International competitions for SAT solvers have a long tradition. The first events took place in the 1990s (Paderborn 1992, DIMACS 1993, and Beijing 1996). In 2002, Edward A. Hirsch, Daniel Le Berre, and Laurent Simon initiated a series of regularly scheduled competitions: the SAT Competition as we know it. Today, we can look back on 20 years of exciting public evaluations and award ceremonies; 20 years of SAT competitions that testify to the tremendous scientific progress made in SAT solving.

We celebrate the 20th anniversary of this event series in the form of a special Anniversary track. The benchmarks for this track will be comprised of all benchmark instances which have been used in Application, Crafted, and Main Tracks of previous SAT competitions.

There will be three categories of this track, one each for Main track, Parallel track and Cloud track solvers. Participants can submit a maximum of two solvers to the Main category of this track, and one solver for each of the Parallel and Cloud categories. We particularly welcome you to also submit solvers or configurations which are tailored to specific instance types.

All submissions to the Anniversary track have to be open source. Solvers which contain code which could be perceived as instance-specific branching or a result-lookup table will be disqualified. If you are unsure whether your solver meets these requirements, please feel free to contact us.

New This Year

CaDiCaL 1.4.1 in Hack Track

In 2022 SAT Competition, we will use the newer CaDiCaL version 1.4.1 (available at https://github.com/arminbiere/cadical/tree/rel-1.4.1). Participants of the Main track will qualify as a CaDiCaL Hack if the diff between the original and the modified sources of CaDiCaL 1.4.1 is less than 1000 non-space characters.

Portfolios Allowed in Cloud Track

In 2022 SAT Competition, the portfolio rule will not apply to the Cloud track.

Other Aspects to Highlight

Special Innovation Price

In the Main track, all participating solvers which do not receive an award for their average overall performance are eligible for receiving the special innovation price which is given for best contributions to portfolio performance.

Bring Your Own Benchmarks (BYOB)

Each Main track participant (team) is required to submit 20 new benchmark instances (not seen in previous competitions). At least 10 of those benchmarks should be "interesting": not too easy (i.e., not solved by MiniSat within one minute on modern hardware) or not too hard (unsolvable by the participant's own solver within one hour on a computer similar to the nodes of the StarExec cluster).

PAR-2 Scoring Scheme

The solvers will be ranked based on their penalized average runtime (PAR-2).

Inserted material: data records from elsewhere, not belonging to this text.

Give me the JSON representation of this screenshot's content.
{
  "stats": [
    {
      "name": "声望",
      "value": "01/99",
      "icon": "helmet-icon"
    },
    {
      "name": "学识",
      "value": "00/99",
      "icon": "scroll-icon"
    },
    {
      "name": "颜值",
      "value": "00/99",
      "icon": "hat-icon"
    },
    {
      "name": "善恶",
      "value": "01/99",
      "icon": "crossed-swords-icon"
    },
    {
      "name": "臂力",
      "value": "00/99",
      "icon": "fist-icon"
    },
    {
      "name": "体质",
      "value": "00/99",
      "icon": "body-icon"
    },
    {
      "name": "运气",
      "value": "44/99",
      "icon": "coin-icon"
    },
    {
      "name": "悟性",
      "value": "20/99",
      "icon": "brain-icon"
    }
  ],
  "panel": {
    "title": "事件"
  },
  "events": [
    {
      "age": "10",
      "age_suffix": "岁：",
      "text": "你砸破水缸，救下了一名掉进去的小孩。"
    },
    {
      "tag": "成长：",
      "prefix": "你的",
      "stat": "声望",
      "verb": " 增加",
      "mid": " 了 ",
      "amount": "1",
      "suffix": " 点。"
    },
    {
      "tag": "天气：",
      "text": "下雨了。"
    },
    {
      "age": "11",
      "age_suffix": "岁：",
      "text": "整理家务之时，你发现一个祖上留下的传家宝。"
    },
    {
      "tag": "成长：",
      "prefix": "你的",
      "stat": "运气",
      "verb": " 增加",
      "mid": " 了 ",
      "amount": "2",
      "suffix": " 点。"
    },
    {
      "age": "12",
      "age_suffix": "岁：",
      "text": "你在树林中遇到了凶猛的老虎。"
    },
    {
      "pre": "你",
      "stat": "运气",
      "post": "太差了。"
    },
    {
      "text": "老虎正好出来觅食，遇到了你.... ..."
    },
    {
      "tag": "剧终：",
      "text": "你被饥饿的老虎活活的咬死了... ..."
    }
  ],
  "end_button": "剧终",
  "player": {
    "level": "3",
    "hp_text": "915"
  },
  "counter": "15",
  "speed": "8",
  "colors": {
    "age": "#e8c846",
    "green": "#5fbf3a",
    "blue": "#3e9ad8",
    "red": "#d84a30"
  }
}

The PAR-2 score of a solver is defined to be its average runtime over all instances, whereby unsolved instances contribute twice the time limit.

Cloud track

Amazon Web Services is enabling and sponsoring a "cloud track" for the SAT Competition in 2022. The solvers in this track will run on 100 16-core computers each with 64GB RAM that can communicate using standard protocols (ssh, MPI) with a timeout of 1000 seconds (wall-clock time) per benchmark problem. Amazon Web Services will provide AWS credits for building and evaluating solvers, which should be more than enough for development and testing purposes.